Same principle here:
| Frontier (Control Plane) | MiniMax (Data Plane) | |
|---|---|---|
| Role | Architect / Janitor | Builder / Worker |
| Input | Word salad, typos, chaos | Strict specs, pseudo-code |
| Obedience | Low (argues, lectures) | High (blind execution) |
| Cost | $$$ | Free / negligible |
| Context Handling | Skims, summarizes | Actually reads the code |
Real Example: Adding New Model Compatibility
When I add support for a new model to my C-Kernel-Engine, there are a lot of moving parts. I have done this for GPT-2, Qwen2, Qwen3—now working on Gemma:
| Phase | Model | Task |
|---|---|---|
| 1. Understand | Claude/GPT | Dump my word salad about the new model. Claude parses chaos → coherent implementation plan. |
| 2. Kernel Parity | MiniMax | Implement the actual kernels. Create patch code to dump tensors at each layer. |
| 3. Verification Harness | MiniMax | Write tests that compare our numerical output against llama.cpp and PyTorch. Tensor-by-tensor parity. |
| 4. IR Stitching | MiniMax | Wire up the layers—sidecar parsing, quant summary validation, kernel coverage checks. |
| 5. Debug | Claude/GPT | When parity breaks (it always does), Claude helps identify where. MiniMax fixes. |
Notice the pattern: Claude touches it twice (beginning and end). MiniMax does everything in the middle. That is the 90/10.
Why MiniMax specifically? High context window, follows instructions without arguing, fast inference. When I dump my entire header file history into context, it actually processes it. Frontier models skim and summarize.
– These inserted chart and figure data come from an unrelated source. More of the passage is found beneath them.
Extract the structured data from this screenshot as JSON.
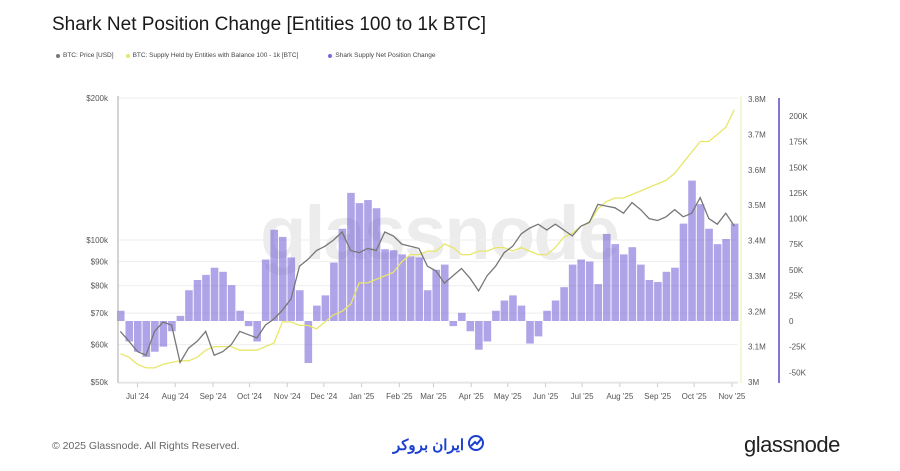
{
  "title": "Shark Net Position Change [Entities 100 to 1k BTC]",
  "legend": [
    {
      "label": "BTC: Price [USD]",
      "color": "#777777"
    },
    {
      "label": "BTC: Supply Held by Entities with Balance 100 - 1k [BTC]",
      "color": "#e8e66a"
    },
    {
      "label": "Shark Supply Net Position Change",
      "color": "#7b68d9"
    }
  ],
  "watermark": "glassnode",
  "footer": {
    "copyright": "© 2025 Glassnode. All Rights Reserved.",
    "partner_logo": "ایران بروکر",
    "brand_logo": "glassnode"
  },
  "chart_data": {
    "type": "bar+line",
    "title": "Shark Net Position Change [Entities 100 to 1k BTC]",
    "x_tick_labels": [
      "Jul '24",
      "Aug '24",
      "Sep '24",
      "Oct '24",
      "Nov '24",
      "Dec '24",
      "Jan '25",
      "Feb '25",
      "Mar '25",
      "Apr '25",
      "May '25",
      "Jun '25",
      "Jul '25",
      "Aug '25",
      "Sep '25",
      "Oct '25",
      "Nov '25"
    ],
    "price_axis": {
      "scale": "log",
      "ticks": [
        "$50k",
        "$60k",
        "$70k",
        "$80k",
        "$90k",
        "$100k",
        "$200k"
      ],
      "range": [
        50000,
        200000
      ]
    },
    "supply_axis": {
      "ticks": [
        "3M",
        "3.1M",
        "3.2M",
        "3.3M",
        "3.4M",
        "3.5M",
        "3.6M",
        "3.7M",
        "3.8M"
      ],
      "range": [
        3000000,
        3800000
      ]
    },
    "net_axis": {
      "ticks": [
        "-50K",
        "-25K",
        "0",
        "25K",
        "50K",
        "75K",
        "100K",
        "125K",
        "150K",
        "175K",
        "200K"
      ],
      "range": [
        -50000,
        210000
      ]
    },
    "grid": "horizontal",
    "legend_position": "top-left",
    "x": [
      "2024-06-17",
      "2024-06-24",
      "2024-07-01",
      "2024-07-08",
      "2024-07-15",
      "2024-07-22",
      "2024-07-29",
      "2024-08-05",
      "2024-08-12",
      "2024-08-19",
      "2024-08-26",
      "2024-09-02",
      "2024-09-09",
      "2024-09-16",
      "2024-09-23",
      "2024-09-30",
      "2024-10-07",
      "2024-10-14",
      "2024-10-21",
      "2024-10-28",
      "2024-11-04",
      "2024-11-11",
      "2024-11-18",
      "2024-11-25",
      "2024-12-02",
      "2024-12-09",
      "2024-12-16",
      "2024-12-23",
      "2024-12-30",
      "2025-01-06",
      "2025-01-13",
      "2025-01-20",
      "2025-01-27",
      "2025-02-03",
      "2025-02-10",
      "2025-02-17",
      "2025-02-24",
      "2025-03-03",
      "2025-03-10",
      "2025-03-17",
      "2025-03-24",
      "2025-03-31",
      "2025-04-07",
      "2025-04-14",
      "2025-04-21",
      "2025-04-28",
      "2025-05-05",
      "2025-05-12",
      "2025-05-19",
      "2025-05-26",
      "2025-06-02",
      "2025-06-09",
      "2025-06-16",
      "2025-06-23",
      "2025-06-30",
      "2025-07-07",
      "2025-07-14",
      "2025-07-21",
      "2025-07-28",
      "2025-08-04",
      "2025-08-11",
      "2025-08-18",
      "2025-08-25",
      "2025-09-01",
      "2025-09-08",
      "2025-09-15",
      "2025-09-22",
      "2025-09-29",
      "2025-10-06",
      "2025-10-13",
      "2025-10-20",
      "2025-10-27",
      "2025-11-03"
    ],
    "series": [
      {
        "name": "BTC: Price [USD]",
        "type": "line",
        "axis": "price",
        "color": "#777777",
        "values": [
          64000,
          61000,
          58000,
          57000,
          64000,
          67000,
          66000,
          55000,
          59000,
          61000,
          64000,
          57000,
          58000,
          60000,
          64000,
          63000,
          62000,
          66000,
          68000,
          71000,
          75000,
          88000,
          91000,
          95000,
          97000,
          100000,
          104000,
          95000,
          94000,
          96000,
          95000,
          104000,
          102000,
          98000,
          97000,
          96000,
          88000,
          86000,
          81000,
          84000,
          87000,
          83000,
          78000,
          84000,
          88000,
          94000,
          97000,
          103000,
          106000,
          108000,
          105000,
          108000,
          105000,
          102000,
          107000,
          109000,
          119000,
          118000,
          117000,
          114000,
          120000,
          116000,
          111000,
          110000,
          112000,
          116000,
          112000,
          114000,
          123000,
          111000,
          108000,
          114000,
          107000
        ]
      },
      {
        "name": "BTC: Supply Held by Entities with Balance 100 - 1k [BTC]",
        "type": "line",
        "axis": "supply",
        "color": "#e8e66a",
        "values": [
          3080000,
          3070000,
          3050000,
          3040000,
          3040000,
          3050000,
          3055000,
          3060000,
          3060000,
          3070000,
          3090000,
          3100000,
          3100000,
          3100000,
          3090000,
          3090000,
          3090000,
          3100000,
          3110000,
          3170000,
          3170000,
          3160000,
          3160000,
          3150000,
          3170000,
          3190000,
          3200000,
          3220000,
          3280000,
          3280000,
          3290000,
          3300000,
          3310000,
          3340000,
          3360000,
          3360000,
          3370000,
          3370000,
          3390000,
          3380000,
          3360000,
          3360000,
          3370000,
          3370000,
          3380000,
          3380000,
          3370000,
          3380000,
          3370000,
          3360000,
          3360000,
          3380000,
          3410000,
          3420000,
          3440000,
          3450000,
          3490000,
          3510000,
          3520000,
          3520000,
          3530000,
          3540000,
          3550000,
          3560000,
          3570000,
          3590000,
          3620000,
          3650000,
          3680000,
          3680000,
          3700000,
          3720000,
          3770000
        ]
      },
      {
        "name": "Shark Supply Net Position Change",
        "type": "bar",
        "axis": "net",
        "color": "#7b68d9",
        "values": [
          10000,
          -20000,
          -30000,
          -35000,
          -30000,
          -25000,
          -10000,
          5000,
          30000,
          40000,
          45000,
          52000,
          48000,
          35000,
          10000,
          -5000,
          -20000,
          60000,
          89000,
          82000,
          62000,
          30000,
          -41000,
          15000,
          25000,
          57000,
          90000,
          125000,
          115000,
          118000,
          110000,
          70000,
          69000,
          65000,
          63000,
          62000,
          30000,
          50000,
          55000,
          -5000,
          8000,
          -10000,
          -28000,
          -20000,
          10000,
          20000,
          25000,
          15000,
          -22000,
          -15000,
          10000,
          20000,
          33000,
          55000,
          60000,
          58000,
          36000,
          85000,
          75000,
          65000,
          72000,
          55000,
          40000,
          38000,
          48000,
          52000,
          95000,
          137000,
          114000,
          90000,
          75000,
          80000,
          95000
        ]
      }
    ]
  }
}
cc-switch: Terminal Workflow
I do not use browser interfaces. AwesomeWM for a decade. Terminal is home.
cc-switch lets me toggle backends from command line:
| Agility | Route "design this" to Claude, "implement this" to MiniMax, same terminal |
| Learning | Compare outputs across model families—helps me design better |
| Privacy | Sensitive kernel code stays on trusted infrastructure |
Sustainable Independence
This is not about saving money. It is philosophy.
I ditched Vue and Node for pure JS and PHP. I build inference in C, not PyTorch. Dependencies are debt. Every abstraction is a liability. Same with AI providers—relying on one is vendor lock-in. Relying on a family of models is strategy.
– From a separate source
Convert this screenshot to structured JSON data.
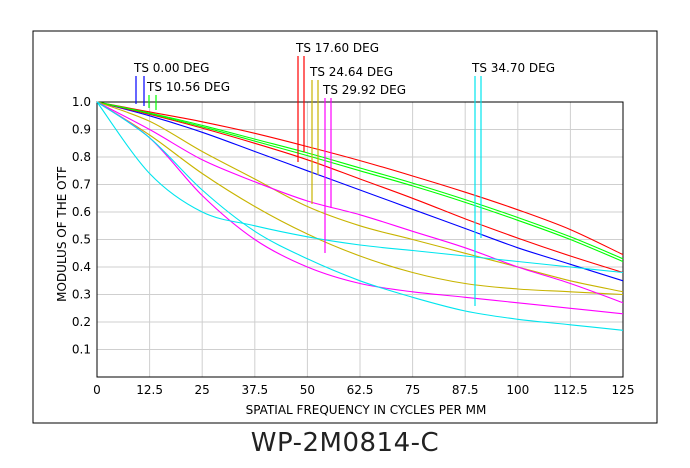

Where this is going: Eventually frontier is just for sanity checks. MiniMax (or whatever open model is best) does 99%. That is a great place to be.
Final
I am a solo dev who achieved PyTorch numerical parity for GPT-2, Qwen2, and Qwen3 in pure C. Now working on Gemma. Started 60x slower than llama.cpp—now 1.5x slower. Closing the gap in both numerical parity and raw performance.
I write code at 4am because that is when my mind is clearest. My typing is chaos but my systems work.
The industry wants you to believe you need the biggest model for everything. You do not.
Plan with frontier. Build with MiniMax. Own your workflow.